À l’heure actuelle, impossible de reprendre la tournée d’infirmier libéral : « Ma prothèse de marche me permet d’aller faire les courses ou chercher les enfants à l’école, mais il y a des jours où je ne la supporte pas. Et puis, dans le quotidien, les chutes ne sont pas rares. Comment réaliser un transfert avec un patient ? Sans parler des escaliers : mon genou ne fléchit pas à la montée. Certes, je peux surfer. Mais 90 % du temps, on est allongé sur la planche. »
Néanmoins, son planning est bien rempli. Après l’accident, familles et amis se sont mobilisés autour de lui. « Ma cousine a créé l’association de soutien pour le Surfeur Éric afin d’aider à financer une prothèse de sport qui vaut dans les quinze à vingt mille euros. » Seule la prothèse de marche est prise en charge par l’assurance santé. Son ami Michel Léali, président du Lou Martegue Surf Club, lance un événement au profit de l’association qu’il baptise le Surfeur Dargent. Le 14 juin à Martigues, s’est tenue la quatrième édition : une journée conviviale et festive d’initiation au surf et au handisurf. Ce jour-là, des débutants amputés ont l’occasion d’être appareillés et de se jeter à l’eau comme n’importe quel valide. « Dans l’eau, on oublie le handicap, on flotte », décrit Éric qui y collabore activement.

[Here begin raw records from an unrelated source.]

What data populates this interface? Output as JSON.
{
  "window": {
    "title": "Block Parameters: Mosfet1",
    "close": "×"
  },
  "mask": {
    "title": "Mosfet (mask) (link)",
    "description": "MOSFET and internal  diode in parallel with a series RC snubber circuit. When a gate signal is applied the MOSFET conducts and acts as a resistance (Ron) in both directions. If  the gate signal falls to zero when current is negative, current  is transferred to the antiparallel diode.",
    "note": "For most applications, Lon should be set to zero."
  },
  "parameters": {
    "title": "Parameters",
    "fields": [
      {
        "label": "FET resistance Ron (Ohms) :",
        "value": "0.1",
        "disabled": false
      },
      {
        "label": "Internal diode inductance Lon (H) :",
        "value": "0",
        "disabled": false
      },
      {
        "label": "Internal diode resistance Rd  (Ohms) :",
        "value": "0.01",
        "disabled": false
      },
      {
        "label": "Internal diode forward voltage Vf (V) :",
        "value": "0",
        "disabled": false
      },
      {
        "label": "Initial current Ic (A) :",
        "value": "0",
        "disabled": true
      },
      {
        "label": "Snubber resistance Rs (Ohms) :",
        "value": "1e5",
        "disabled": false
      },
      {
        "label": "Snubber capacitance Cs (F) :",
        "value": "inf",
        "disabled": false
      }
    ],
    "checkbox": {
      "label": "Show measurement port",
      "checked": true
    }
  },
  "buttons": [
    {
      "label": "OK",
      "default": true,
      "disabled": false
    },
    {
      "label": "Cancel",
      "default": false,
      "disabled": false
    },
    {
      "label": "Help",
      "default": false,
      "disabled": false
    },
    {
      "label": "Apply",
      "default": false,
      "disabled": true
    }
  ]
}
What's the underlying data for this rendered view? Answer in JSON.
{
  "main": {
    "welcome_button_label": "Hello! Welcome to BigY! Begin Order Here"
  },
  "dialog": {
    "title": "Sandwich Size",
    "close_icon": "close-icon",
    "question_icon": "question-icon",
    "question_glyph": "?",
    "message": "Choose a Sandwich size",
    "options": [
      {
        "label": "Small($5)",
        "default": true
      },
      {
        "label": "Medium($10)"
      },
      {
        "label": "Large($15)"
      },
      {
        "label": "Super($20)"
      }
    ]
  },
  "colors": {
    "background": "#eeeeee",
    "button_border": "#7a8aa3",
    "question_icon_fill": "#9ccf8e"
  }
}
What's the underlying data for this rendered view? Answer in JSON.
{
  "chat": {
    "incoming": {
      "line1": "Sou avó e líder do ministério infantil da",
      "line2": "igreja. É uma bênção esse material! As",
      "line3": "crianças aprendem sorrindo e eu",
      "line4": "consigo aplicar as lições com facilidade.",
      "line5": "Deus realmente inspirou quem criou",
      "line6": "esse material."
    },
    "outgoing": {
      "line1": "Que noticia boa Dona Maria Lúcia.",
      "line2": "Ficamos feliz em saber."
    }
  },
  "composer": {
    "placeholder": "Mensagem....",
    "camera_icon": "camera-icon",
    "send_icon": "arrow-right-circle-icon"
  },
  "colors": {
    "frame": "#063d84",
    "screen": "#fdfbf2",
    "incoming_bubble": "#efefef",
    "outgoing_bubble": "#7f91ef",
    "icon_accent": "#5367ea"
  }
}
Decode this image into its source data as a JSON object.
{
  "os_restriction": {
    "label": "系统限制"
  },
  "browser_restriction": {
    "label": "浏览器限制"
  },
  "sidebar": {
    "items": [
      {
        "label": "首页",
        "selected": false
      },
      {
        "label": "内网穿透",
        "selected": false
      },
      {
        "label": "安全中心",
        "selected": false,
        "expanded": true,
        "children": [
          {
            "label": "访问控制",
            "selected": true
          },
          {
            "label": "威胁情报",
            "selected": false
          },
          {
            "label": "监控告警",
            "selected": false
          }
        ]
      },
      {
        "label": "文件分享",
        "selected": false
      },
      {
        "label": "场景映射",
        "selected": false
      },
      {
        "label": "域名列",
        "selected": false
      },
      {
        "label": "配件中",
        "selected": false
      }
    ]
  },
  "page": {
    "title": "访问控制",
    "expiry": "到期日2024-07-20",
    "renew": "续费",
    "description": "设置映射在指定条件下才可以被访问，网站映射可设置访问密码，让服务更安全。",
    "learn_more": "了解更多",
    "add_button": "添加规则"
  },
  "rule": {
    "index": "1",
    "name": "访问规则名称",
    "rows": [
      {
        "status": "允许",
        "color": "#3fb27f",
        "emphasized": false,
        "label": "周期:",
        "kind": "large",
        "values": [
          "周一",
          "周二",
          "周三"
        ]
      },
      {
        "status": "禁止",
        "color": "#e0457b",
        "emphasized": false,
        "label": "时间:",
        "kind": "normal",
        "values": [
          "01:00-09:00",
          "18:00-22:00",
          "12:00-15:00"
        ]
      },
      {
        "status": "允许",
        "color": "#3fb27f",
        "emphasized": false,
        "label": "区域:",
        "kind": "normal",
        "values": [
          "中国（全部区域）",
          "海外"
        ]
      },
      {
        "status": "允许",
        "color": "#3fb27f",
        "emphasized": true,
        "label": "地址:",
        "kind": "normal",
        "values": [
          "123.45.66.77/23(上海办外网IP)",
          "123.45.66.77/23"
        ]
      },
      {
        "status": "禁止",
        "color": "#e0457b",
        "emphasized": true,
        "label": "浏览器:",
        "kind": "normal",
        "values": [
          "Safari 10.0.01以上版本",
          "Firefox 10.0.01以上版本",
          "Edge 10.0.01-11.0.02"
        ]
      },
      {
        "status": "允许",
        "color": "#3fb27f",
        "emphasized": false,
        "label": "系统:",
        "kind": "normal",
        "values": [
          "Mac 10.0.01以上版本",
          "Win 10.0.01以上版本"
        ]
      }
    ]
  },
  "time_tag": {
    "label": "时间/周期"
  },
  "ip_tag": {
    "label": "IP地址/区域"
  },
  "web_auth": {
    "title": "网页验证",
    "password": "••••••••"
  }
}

Au fil des mois, il s’est constitué un véritable réseau avec d’autres sportifs amputés, des champions de surf de haut niveau comme Manu Portet (parrain de l’association), d’autres associations telle que Vagdespoir… En définitive, Éric n’a jamais utilisé les fonds pour ses propres besoins. « C’était une évidence. Je voulais faire avancer la situation du handisport bien au-delà de mon propre cas. L’association, rebaptisée Surfeurs Dargent, a désormais pour but de promouvoir, adapter et créer une prothèse spécifique au surf. » Dans ce but, il signe un accord de partenariat en recherche et développement avec son prothésiste et un fabricant d’appareillage orthopédique. Il collabore avec un “shaper” pour adapter les planches de surf. Pour diffuser son message et faire connaître le combat de son association, il participe à des conférences, à Biarritz en octobre 2013, en Allemagne en mai dernier. Il s’ouvre aux médias, fait la une de L’Équipe, passe sur France 3, etc. Cette année, il a réalisé un reportage vidéo de 26 minutes, Handicap, surf and dream, avec la collaboration de grands noms du surf, diffusé ce mois de juillet à l’occasion de l’International Surf Film Festival. Aux dires de tous, Éric est un moteur. Son énergie indéfectible, il la puise au contact des vagues.